October 10, 2023 Silverview by John le Carré – 2021 – 215 pp. In his last completed novel, John le Carré turns his focus to the world that occupied his writing for the past sixty years—the secret world itself.
“[Le Carré] was often considered one of the finest novelists, period, since World War II. It’s not that he ‘transcended the genre,’ as the tired saying goes; it’s that he elevated the level of play… [Silverview’s] sense of moral ambivalence remains exquisitely calibrated.” —The New York Times Book Review
Silverview is the mesmerizing story of an encounter between innocence and experience and between public duty and private morals. In his inimitable voice John le Carré, the greatest chronicler of our age, seeks to answer the question of what we truly owe to the people we love.

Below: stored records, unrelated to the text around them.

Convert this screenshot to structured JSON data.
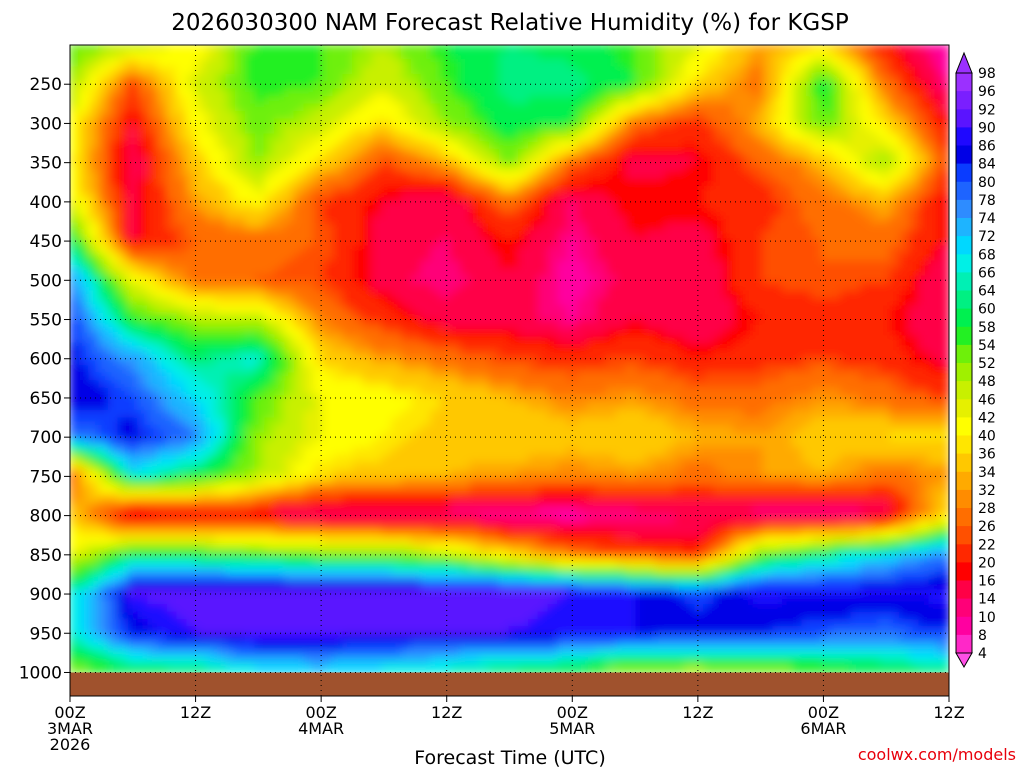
{
  "chart_data": {
    "type": "heatmap",
    "title": "2026030300 NAM Forecast Relative Humidity (%) for KGSP",
    "xlabel": "Forecast Time (UTC)",
    "ylabel": "",
    "credit": "coolwx.com/models",
    "x_unit": "forecast hour",
    "x_range": [
      0,
      84
    ],
    "x_ticks": [
      {
        "hour": 0,
        "lines": [
          "00Z",
          "3MAR",
          "2026"
        ]
      },
      {
        "hour": 12,
        "lines": [
          "12Z"
        ]
      },
      {
        "hour": 24,
        "lines": [
          "00Z",
          "4MAR"
        ]
      },
      {
        "hour": 36,
        "lines": [
          "12Z"
        ]
      },
      {
        "hour": 48,
        "lines": [
          "00Z",
          "5MAR"
        ]
      },
      {
        "hour": 60,
        "lines": [
          "12Z"
        ]
      },
      {
        "hour": 72,
        "lines": [
          "00Z",
          "6MAR"
        ]
      },
      {
        "hour": 84,
        "lines": [
          "12Z"
        ]
      }
    ],
    "y_unit": "pressure (mb)",
    "y_range": [
      1030,
      200
    ],
    "y_ticks": [
      250,
      300,
      350,
      400,
      450,
      500,
      550,
      600,
      650,
      700,
      750,
      800,
      850,
      900,
      950,
      1000
    ],
    "ground_color": "#a0522d",
    "colorbar": {
      "levels": [
        "98",
        "96",
        "92",
        "90",
        "86",
        "84",
        "80",
        "78",
        "74",
        "72",
        "68",
        "66",
        "64",
        "60",
        "58",
        "54",
        "52",
        "48",
        "46",
        "42",
        "40",
        "36",
        "34",
        "32",
        "28",
        "26",
        "22",
        "20",
        "16",
        "14",
        "10",
        "8",
        "4"
      ],
      "colors": [
        "#9b30ff",
        "#7a1fff",
        "#5a14ff",
        "#1f08ff",
        "#0000e6",
        "#0a3cff",
        "#1e64ff",
        "#2e8cff",
        "#1eb4ff",
        "#00d8ff",
        "#00f0e6",
        "#00f0b4",
        "#00f082",
        "#00f050",
        "#23f023",
        "#6ef00a",
        "#a0f000",
        "#c8f000",
        "#e6f000",
        "#ffff00",
        "#ffe600",
        "#ffc800",
        "#ffaa00",
        "#ff8c00",
        "#ff6e00",
        "#ff5000",
        "#ff2800",
        "#ff0000",
        "#ff0046",
        "#ff0078",
        "#ff00a0",
        "#ff28c8",
        "#ff50e6"
      ]
    },
    "rh_grid": {
      "x": [
        0,
        6,
        12,
        18,
        24,
        30,
        36,
        42,
        48,
        54,
        60,
        66,
        72,
        78,
        84
      ],
      "y": [
        200,
        250,
        300,
        350,
        400,
        450,
        500,
        550,
        600,
        650,
        700,
        750,
        800,
        850,
        900,
        950,
        1000
      ],
      "values": [
        [
          58,
          52,
          42,
          60,
          58,
          52,
          60,
          64,
          62,
          58,
          48,
          34,
          40,
          22,
          10
        ],
        [
          54,
          26,
          48,
          60,
          58,
          48,
          58,
          66,
          66,
          60,
          40,
          30,
          62,
          30,
          14
        ],
        [
          46,
          20,
          44,
          56,
          50,
          40,
          54,
          62,
          60,
          30,
          24,
          36,
          58,
          40,
          20
        ],
        [
          44,
          16,
          38,
          54,
          40,
          26,
          36,
          56,
          30,
          18,
          20,
          28,
          36,
          54,
          26
        ],
        [
          48,
          18,
          34,
          44,
          26,
          20,
          16,
          30,
          16,
          22,
          22,
          24,
          30,
          36,
          20
        ],
        [
          64,
          20,
          28,
          30,
          28,
          18,
          16,
          22,
          14,
          20,
          18,
          26,
          28,
          30,
          20
        ],
        [
          80,
          46,
          30,
          28,
          26,
          18,
          14,
          20,
          12,
          18,
          16,
          26,
          28,
          26,
          16
        ],
        [
          86,
          60,
          52,
          50,
          32,
          24,
          18,
          18,
          14,
          20,
          16,
          22,
          24,
          22,
          16
        ],
        [
          88,
          78,
          64,
          70,
          40,
          34,
          30,
          26,
          24,
          26,
          22,
          24,
          26,
          24,
          18
        ],
        [
          90,
          84,
          72,
          58,
          46,
          44,
          40,
          36,
          32,
          34,
          30,
          30,
          34,
          30,
          26
        ],
        [
          80,
          88,
          80,
          54,
          46,
          42,
          38,
          40,
          38,
          40,
          36,
          34,
          38,
          40,
          40
        ],
        [
          26,
          70,
          62,
          52,
          40,
          38,
          36,
          34,
          32,
          34,
          30,
          34,
          36,
          30,
          34
        ],
        [
          40,
          16,
          20,
          18,
          14,
          14,
          14,
          12,
          12,
          14,
          16,
          14,
          12,
          16,
          42
        ],
        [
          46,
          62,
          60,
          58,
          56,
          56,
          50,
          40,
          30,
          26,
          22,
          56,
          64,
          72,
          80
        ],
        [
          66,
          92,
          94,
          94,
          94,
          94,
          94,
          94,
          92,
          90,
          84,
          92,
          90,
          90,
          92
        ],
        [
          68,
          88,
          92,
          94,
          94,
          92,
          92,
          92,
          90,
          90,
          88,
          86,
          84,
          82,
          86
        ],
        [
          54,
          60,
          62,
          70,
          72,
          70,
          66,
          62,
          58,
          52,
          50,
          54,
          56,
          60,
          64
        ]
      ]
    }
  }
}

November 14, 2023 Mouth to Mouth by Antoine Wilson – 2022, 192 pp. ONE OF BARACK OBAMA’S FAVORITE BOOKS OF 2022 * An NPR and Time Best Book of the Year * Longlisted for the 2022 Scotiabank Giller Prize (Canada) * Finalist for CALIBA’s 2022 Golden Poppy Awards
A successful art dealer confesses the story of his meteoric rise in this “powerful, intoxicating, and shocking” (The New York Times) novel that’s a “slow burn à la Patricia Highsmith” (Oprah Daily). “You’ll struggle not to rip through in one sitting” (Vogue).
December 12, 2021 Kindred by Octavia Butler – 2009, 264 pp. “In what is considered a literary masterpiece and Butler’s most popular novel, Kindred follows a young Black woman named Dana. Though she lives in 1976 L.A., she’s suddenly transported to a Civil War-era plantation in Maryland. Soon, the more frequently Dana travels back in time, the longer she stays, as she faces a danger that threatens her life in the future.”